KOMİSYON KONUŞMASI

NURSEL AYDOĞAN (Diyarbakır) - Sayın Bakan, değerli arkadaşlar, Sayın Başkan; tekrar hepinizi selamlıyorum.

Tabii, şimdi, Sayın Bakan Şırnak'ın ve Hakkâri'nin neden ilçe yapılacağı konusunda yasa maddesinden hareketle bazı şeyler sıraladı ama tabii ki bu her iki ilin neden ilçe yapıldığı, güvenlik meselesi nedeniyle olduğu çok açıktır ve nettir. Bu iki ilçe bu nedenle il yapılmışlardır zamanın birinde. Şırnak 1990 yılında ilçeyken il yapılmıştır. İl yapılmasının çok önemli bir nedeni vardı, hem sınır bölgesinde olması yani Türkiye'nin dıştan gelecek tehlikelere karşı oraya güvenlik güçlerinin alay düzeyinde, diyelim askerî anlamda götürebilmek için sınır bölgesindeki bir yerin, en tehlikeli noktanın, sınır bölgesindeki bir yerin il yapılması gerekiyordu. Bu nedenlerden dolayı il yapıldı Şırnak. Tabii, aynı zamanda süren çatışmalar da vardı. Şırnak bölgesi, biliniyor, dağlık bir alandır, PKK'nın faaliyet yürüttüğü bir alandır. O nedenle, buna karşı da her iki nokta da birleşince Şırnak bu nedenlerden dolayı il yapıldı.

Hakkâri, tabii ki tarihi çok eski, 1936 yılında il yapılmış. Tabii, il yapılışının önemli bir nedeni burası da tam sınır noktasıdır, hem İran'a sınır noktasıdır hem Irak'a sınır noktasıdır. Burayı da dış güçlere karşı -yapıldığı tarihlerde- bir tedbir ve önlem anlamında, askerî güçlerin gidebilmesi anlamında bir il yapma durumu vardır.
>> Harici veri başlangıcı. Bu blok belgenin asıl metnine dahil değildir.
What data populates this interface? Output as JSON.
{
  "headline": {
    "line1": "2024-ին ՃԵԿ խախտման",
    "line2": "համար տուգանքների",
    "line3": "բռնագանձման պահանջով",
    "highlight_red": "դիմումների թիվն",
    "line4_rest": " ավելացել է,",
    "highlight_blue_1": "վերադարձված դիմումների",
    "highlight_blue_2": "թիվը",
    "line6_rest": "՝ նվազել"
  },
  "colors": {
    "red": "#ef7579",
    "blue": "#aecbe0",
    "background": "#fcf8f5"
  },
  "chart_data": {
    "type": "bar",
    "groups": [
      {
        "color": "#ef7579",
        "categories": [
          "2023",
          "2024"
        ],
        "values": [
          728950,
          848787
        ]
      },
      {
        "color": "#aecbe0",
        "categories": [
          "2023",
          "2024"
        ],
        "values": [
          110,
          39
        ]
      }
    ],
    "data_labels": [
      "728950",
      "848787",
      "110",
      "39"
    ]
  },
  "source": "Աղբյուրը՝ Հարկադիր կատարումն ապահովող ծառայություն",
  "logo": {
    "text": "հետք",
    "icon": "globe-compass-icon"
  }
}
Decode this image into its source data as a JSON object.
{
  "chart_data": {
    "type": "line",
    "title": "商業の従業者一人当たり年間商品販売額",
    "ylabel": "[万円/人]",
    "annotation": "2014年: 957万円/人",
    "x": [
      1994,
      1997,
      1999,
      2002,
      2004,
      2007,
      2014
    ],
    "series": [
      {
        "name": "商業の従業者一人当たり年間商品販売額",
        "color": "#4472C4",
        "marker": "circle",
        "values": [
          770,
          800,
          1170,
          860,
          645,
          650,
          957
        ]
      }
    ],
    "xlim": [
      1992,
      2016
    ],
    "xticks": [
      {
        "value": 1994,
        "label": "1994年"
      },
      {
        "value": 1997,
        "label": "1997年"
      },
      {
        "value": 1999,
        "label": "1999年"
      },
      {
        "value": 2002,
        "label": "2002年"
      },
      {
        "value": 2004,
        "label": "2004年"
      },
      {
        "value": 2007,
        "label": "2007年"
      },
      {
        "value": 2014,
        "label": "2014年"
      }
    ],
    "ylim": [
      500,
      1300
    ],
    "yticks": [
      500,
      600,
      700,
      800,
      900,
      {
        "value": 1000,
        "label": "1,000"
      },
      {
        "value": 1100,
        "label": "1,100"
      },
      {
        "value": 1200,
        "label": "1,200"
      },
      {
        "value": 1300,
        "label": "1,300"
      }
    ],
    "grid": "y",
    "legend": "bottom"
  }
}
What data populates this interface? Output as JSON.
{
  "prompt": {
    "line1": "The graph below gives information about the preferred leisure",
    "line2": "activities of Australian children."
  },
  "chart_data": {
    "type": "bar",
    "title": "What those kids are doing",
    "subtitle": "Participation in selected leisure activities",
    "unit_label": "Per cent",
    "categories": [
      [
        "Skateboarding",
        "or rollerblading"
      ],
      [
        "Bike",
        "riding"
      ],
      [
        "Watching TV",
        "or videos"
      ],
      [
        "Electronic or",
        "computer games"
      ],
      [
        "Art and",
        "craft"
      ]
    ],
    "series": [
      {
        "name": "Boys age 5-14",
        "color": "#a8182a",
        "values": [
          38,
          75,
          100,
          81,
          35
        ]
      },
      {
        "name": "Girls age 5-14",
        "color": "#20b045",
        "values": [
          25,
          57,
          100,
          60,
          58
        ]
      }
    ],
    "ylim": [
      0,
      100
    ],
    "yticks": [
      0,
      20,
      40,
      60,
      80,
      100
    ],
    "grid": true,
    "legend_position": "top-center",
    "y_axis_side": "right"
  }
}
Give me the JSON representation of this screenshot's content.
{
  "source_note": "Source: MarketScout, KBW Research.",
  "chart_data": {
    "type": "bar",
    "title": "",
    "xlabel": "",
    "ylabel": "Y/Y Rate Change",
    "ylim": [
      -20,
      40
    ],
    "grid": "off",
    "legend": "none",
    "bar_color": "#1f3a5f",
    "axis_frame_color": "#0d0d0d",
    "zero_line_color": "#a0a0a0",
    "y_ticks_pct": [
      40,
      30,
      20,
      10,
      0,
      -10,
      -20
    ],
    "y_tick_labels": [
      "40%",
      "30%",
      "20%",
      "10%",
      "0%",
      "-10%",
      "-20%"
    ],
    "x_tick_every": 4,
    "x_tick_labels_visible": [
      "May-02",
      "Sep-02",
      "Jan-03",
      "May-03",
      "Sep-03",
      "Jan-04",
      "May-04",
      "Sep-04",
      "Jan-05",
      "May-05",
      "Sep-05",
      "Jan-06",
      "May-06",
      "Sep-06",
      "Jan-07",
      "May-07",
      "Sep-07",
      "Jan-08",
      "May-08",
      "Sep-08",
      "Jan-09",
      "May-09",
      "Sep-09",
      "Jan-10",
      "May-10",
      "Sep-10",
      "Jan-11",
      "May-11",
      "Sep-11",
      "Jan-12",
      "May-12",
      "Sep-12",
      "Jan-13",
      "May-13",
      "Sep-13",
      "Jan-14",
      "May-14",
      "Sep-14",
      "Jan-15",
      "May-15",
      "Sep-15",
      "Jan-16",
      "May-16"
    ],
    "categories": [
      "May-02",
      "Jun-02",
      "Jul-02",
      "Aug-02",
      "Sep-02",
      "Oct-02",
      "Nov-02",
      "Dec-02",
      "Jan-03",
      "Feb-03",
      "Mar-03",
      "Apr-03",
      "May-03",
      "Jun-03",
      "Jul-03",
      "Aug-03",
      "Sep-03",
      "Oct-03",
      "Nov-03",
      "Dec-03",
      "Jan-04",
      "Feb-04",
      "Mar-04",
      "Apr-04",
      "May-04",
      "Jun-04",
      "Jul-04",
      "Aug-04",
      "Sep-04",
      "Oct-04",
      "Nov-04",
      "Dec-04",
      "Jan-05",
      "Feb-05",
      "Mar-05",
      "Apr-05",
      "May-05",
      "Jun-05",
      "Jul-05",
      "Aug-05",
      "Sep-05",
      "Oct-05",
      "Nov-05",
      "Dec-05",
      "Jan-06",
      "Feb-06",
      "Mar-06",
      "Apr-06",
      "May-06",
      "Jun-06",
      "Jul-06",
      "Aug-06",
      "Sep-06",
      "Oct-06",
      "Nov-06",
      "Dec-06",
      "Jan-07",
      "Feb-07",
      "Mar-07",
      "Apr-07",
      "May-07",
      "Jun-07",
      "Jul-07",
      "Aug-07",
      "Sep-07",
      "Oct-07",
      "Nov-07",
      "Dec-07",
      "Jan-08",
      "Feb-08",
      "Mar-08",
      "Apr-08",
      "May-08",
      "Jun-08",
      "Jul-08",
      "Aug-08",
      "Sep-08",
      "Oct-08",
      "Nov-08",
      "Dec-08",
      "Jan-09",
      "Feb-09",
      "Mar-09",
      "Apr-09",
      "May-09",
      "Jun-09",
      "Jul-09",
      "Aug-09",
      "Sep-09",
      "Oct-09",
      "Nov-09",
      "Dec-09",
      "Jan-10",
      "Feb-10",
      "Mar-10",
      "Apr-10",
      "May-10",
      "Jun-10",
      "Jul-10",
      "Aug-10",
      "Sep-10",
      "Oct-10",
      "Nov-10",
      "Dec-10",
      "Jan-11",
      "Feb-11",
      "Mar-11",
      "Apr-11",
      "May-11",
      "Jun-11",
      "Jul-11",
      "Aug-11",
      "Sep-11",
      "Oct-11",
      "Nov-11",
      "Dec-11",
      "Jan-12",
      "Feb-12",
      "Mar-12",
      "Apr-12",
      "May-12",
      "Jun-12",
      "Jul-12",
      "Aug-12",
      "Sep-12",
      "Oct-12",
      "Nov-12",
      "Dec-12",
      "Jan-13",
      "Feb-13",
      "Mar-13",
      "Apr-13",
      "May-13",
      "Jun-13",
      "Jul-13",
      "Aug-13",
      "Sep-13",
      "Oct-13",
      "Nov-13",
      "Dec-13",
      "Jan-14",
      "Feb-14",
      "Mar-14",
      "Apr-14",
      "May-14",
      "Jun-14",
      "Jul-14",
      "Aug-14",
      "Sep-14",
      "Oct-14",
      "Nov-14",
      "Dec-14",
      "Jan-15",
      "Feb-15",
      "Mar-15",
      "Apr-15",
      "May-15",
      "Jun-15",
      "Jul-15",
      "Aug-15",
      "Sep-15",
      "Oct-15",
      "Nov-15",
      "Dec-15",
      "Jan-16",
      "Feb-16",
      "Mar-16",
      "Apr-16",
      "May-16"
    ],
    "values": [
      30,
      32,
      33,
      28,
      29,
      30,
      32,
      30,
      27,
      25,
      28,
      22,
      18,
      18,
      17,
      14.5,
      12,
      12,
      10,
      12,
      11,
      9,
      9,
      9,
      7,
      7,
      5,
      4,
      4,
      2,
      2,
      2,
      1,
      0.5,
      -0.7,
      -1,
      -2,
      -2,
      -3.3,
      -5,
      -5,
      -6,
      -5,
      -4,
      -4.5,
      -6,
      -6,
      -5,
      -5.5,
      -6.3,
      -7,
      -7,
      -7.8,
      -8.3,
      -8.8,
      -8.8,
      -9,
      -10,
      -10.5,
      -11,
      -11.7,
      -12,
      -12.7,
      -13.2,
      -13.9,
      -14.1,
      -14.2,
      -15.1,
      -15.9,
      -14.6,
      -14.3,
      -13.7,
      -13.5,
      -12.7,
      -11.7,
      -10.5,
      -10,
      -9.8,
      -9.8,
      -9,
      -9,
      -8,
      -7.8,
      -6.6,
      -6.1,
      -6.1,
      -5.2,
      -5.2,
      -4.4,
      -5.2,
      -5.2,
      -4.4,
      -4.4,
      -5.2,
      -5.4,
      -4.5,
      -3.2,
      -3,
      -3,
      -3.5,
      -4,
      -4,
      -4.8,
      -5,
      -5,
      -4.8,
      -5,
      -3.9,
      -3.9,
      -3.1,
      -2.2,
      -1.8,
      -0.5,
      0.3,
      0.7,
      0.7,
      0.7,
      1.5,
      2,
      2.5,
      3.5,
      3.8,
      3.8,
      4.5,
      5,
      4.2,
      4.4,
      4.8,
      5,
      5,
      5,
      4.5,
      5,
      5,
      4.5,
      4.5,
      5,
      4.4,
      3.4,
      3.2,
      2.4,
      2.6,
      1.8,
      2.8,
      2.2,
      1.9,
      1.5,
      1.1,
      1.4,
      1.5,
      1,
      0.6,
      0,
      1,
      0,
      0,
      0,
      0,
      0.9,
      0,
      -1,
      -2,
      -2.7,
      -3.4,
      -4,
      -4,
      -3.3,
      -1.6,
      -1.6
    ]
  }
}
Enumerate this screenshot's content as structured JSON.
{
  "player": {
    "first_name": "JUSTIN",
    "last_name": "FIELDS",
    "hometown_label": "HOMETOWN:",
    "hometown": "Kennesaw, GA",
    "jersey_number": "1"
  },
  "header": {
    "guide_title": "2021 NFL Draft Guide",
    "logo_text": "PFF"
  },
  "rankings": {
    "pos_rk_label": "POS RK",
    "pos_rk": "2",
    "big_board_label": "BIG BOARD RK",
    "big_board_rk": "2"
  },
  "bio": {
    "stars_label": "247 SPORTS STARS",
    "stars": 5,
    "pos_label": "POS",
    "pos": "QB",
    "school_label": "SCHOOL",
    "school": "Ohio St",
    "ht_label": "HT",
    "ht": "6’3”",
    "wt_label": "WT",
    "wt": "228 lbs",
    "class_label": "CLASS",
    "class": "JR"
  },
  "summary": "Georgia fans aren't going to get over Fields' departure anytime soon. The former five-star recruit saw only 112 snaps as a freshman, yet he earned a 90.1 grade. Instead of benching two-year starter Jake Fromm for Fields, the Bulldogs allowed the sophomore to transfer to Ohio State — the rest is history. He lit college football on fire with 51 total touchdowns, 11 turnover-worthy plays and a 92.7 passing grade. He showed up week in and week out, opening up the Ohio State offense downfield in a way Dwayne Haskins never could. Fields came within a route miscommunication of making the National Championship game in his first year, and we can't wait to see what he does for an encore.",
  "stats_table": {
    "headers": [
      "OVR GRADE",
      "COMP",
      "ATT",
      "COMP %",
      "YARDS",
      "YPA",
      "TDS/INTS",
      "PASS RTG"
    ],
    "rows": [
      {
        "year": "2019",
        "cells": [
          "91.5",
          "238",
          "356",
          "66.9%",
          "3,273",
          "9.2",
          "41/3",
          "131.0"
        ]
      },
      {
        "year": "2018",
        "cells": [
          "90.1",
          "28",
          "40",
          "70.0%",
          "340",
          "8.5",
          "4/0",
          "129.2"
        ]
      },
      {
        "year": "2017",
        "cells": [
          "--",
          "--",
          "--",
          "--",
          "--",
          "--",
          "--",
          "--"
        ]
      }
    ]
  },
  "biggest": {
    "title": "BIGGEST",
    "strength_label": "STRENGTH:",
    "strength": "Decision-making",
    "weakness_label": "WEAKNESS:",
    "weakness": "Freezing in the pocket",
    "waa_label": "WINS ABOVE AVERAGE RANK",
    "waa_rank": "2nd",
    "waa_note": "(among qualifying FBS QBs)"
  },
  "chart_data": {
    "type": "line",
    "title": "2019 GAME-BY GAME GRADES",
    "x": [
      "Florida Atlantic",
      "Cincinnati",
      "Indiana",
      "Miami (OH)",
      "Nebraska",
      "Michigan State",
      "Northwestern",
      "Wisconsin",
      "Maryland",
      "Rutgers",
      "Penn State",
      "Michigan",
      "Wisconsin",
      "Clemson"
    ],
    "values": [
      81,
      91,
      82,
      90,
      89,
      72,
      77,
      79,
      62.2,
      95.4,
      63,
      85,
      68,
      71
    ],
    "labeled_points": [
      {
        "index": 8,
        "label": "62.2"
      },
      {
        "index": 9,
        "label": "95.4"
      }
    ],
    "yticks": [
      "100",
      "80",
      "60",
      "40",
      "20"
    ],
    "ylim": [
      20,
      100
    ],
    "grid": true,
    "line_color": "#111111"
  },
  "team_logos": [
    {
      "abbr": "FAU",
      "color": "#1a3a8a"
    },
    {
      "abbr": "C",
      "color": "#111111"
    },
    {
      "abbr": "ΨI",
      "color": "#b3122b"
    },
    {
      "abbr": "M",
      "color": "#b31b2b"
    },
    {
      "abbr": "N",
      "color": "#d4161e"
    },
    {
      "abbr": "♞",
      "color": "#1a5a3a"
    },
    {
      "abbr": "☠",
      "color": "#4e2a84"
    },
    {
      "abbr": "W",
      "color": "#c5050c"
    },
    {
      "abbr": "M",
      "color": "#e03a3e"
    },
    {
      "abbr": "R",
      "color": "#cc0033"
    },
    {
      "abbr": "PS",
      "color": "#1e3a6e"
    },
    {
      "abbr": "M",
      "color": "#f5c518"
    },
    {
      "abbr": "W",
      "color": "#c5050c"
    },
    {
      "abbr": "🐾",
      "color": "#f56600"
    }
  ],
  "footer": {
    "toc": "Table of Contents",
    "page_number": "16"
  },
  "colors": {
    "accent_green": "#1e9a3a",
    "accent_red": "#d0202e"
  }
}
Şimdi, tabii ki şüphesiz Hakkâri 1936 yılında da Türkiye demokratik bir hukuk devletiyken kurulmuştu. Bir yeri il yapamayınca siz canınız istiyor diye oraya alay götüremezsiniz, askerî güç götüremezsiniz, muhakkak bunun bir hukuksal tanımlaması gerekiyor o nedenlerle. Yoksa, yani sizin dediğiniz gibi eğer Yüksekova'da havaalanı var diye orası il yapılıyorsa valla ben de Bursalıyım yani, bizim Yenişehir'de de havaalanı var, hakikaten de Yenişehir'e biraz canlılık getirdi, ben ara sıra gidiyorum yani senede bir kere gidebiliyorum, bir sürü insan işte iş bulmuş, taksiciler memnunlar, gidip geliyorlar, müşteri taşıyorlar filan, kasabamızın ticari hayatına biraz katkısı olmuş, valla Yenişehir'i de il yaparsak bana uyar. Niye uyar? Çünkü il yaparsak bir sürü mal varlığımız var, hepsi aniden değer kazanacak, iki üç kat daha zenginleşmiş olacağız, iyi de olur diye düşünüyorum yani eğer bir havaalanı yapılması, havaalanının varlığı bir ilçenin il yapılmasına nedense. Tabii ki bu neden değil. Bir şeyler sıralamak gerekiyordu buraya yani bazı nedenler sıralamak gerekiyordu. O nedenle de bunlar böyle arka arkaya sıralanmış.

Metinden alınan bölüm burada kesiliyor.